The Indian foreign ministry said ambassadors from the two nations had spoken in Vienna but said there had been no indication that Tehran would review cooperation with Delhi. Its statement did not directly deny the report.

"We have been given no indication in these interactions of Iran's intentions to review its long-standing and extensive cooperation, with India which is of benefit to and in the interest of both countries," the statement said.

The Hindu, an Indian daily newspaper, said that Tehran was cancelling a 22 billion dollar deal to supply liquefied natural gas (LNG) to India, which was seen as important for India's energy security.

It said Delhi's ambassador in Vienna was given a message after India voted in favour of a resolution at the International Atomic Energy Agency (IAEA) to refer Iran's nuclear programme to the UN Security Council.

India's vote in favour of the motion drafted by European Union negotiators Britain, Germany and France stirred protests from the government's leftist allies and the opposition who said New Delhi yielded to Washington.

The motion states that Iran is in "non-compliance" with the nuclear Non-Proliferation Treaty, mainly for hiding sensitive atomic activities, and is an automatic trigger for taking the matter to the Security Council.

Referral would come only after a report by IAEA chief Mohammed El Baradei, expected in November.

The resolution had been drafted by Britain, France and Germany, sometimes called the EU-3, to put pressure on Iran, which has insisted that its nuclear facilities are not being used to try to develop an atomic bomb.

"The foreign secretary has met the Iranian ambassador in Delhi and explained the background to our decision to vote in favor of EU-3 resolution," the foreign ministry statement said.

In June India signed a 25-year agreement with the National Iranian Gas Export Co. under which Iran would ship 5.0 million tons of LNG a year to India starting in 2009.

The agreement has not yet been approved by Iran's national oil company.

Ties between Hindu-majority India and the Islamic republic have been on an upswing since a landmark visit to India by then-Iranian president Ali Akbar Hashemi Rafsanjani 11 years ago.

The nations signed a strategic partnership deal in 2003 and have cooperated on key issues, including opposing the US-led war in Iraq.

But after Saturday's vote by the IAEA's board of governors, Iran's foreign ministry spokesman Hamid Reza Asefi warned that Iran would object strongly to those nations that had supported the EU-3's measure.

"We will send a letter of objection to the countries that voted for the resolution," Asefi said.

"Iran will revise these (economic) relations, and these countries will suffer.
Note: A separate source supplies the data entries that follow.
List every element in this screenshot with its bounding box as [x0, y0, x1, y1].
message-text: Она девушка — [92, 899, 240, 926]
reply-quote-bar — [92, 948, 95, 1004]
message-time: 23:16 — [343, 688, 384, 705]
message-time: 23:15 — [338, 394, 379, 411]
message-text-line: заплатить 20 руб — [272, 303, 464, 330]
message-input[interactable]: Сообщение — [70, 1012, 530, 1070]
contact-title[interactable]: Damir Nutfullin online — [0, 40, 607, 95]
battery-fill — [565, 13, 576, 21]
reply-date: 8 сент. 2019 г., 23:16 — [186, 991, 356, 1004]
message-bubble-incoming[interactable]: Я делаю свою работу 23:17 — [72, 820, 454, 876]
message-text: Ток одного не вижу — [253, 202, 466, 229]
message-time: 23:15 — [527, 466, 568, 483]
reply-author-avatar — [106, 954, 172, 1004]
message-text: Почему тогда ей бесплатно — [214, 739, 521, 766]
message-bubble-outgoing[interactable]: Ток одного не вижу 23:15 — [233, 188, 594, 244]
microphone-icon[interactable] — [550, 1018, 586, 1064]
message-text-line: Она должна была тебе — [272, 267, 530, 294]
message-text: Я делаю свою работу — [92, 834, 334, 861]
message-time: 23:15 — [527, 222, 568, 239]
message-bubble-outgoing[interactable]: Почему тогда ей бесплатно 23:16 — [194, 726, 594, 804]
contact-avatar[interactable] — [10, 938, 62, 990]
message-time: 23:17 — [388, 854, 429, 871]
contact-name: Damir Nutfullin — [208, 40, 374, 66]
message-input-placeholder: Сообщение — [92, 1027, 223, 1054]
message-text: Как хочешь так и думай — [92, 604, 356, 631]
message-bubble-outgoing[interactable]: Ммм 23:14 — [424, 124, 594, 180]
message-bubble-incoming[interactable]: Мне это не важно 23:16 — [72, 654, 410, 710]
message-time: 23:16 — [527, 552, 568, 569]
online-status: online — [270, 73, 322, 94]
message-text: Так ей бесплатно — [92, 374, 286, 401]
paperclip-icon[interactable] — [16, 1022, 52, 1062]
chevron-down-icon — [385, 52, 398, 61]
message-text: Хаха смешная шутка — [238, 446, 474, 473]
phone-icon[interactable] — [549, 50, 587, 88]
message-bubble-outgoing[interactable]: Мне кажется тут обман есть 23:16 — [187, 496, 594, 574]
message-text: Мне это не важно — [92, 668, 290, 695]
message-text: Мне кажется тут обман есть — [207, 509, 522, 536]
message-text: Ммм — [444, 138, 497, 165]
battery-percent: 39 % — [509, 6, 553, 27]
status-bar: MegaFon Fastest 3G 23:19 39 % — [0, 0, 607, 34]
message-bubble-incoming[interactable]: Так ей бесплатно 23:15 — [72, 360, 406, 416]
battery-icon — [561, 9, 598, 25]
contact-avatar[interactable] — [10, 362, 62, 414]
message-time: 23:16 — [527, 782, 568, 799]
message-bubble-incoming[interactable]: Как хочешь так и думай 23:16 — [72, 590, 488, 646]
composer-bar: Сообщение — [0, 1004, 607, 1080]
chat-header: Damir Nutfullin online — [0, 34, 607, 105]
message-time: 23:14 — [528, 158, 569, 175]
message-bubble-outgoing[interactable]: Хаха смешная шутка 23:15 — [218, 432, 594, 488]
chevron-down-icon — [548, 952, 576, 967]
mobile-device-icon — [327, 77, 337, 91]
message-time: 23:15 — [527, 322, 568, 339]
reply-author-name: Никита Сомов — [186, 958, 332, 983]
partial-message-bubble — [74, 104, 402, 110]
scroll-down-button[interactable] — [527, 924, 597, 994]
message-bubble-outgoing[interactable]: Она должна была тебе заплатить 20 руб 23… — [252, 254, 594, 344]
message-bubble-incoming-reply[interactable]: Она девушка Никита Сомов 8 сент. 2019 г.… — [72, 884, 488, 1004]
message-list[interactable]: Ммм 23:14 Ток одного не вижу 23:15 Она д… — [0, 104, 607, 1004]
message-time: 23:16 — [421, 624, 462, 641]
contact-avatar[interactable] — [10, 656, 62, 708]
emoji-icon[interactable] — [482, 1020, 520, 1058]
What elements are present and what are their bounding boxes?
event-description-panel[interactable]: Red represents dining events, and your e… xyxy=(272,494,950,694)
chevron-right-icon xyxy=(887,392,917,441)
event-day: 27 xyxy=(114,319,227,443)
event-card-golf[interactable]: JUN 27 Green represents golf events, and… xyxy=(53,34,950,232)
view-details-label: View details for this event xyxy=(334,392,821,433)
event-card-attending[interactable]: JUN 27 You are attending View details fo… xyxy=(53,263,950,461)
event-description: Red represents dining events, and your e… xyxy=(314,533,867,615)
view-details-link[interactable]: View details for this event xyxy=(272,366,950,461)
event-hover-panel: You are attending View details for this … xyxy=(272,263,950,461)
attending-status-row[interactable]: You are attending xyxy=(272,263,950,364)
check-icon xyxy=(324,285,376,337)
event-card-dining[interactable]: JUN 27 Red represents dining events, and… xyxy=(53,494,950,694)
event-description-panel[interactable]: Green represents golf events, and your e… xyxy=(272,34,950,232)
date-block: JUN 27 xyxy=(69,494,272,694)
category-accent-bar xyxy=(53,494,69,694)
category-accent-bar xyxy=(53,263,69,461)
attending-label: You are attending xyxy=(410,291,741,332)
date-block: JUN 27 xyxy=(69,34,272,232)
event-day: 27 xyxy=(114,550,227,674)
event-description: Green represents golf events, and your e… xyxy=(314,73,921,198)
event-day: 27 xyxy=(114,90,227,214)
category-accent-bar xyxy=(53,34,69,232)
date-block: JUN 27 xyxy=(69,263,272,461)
Our economic and political relations are coordinated with each other," he said, also voicing "surprise" that India had backed the resolution.

An official at the Iranian embassy in New Delhi said "no particular decision" had yet been taken on Tehran's ties with India.

"Any further bilateral relations may be dependent on the next stances of India. Nothing is clear yet," embassy spokesman Saeid Asadi told AFP.

He added that he was not aware of any plans to suspend the LNG deal.

Indian Oil Minister Mani Shankar Aiyar told reporters in New Delhi Tuesday that he did not believe India's vote "would in any way adversely affect" the import of LNG.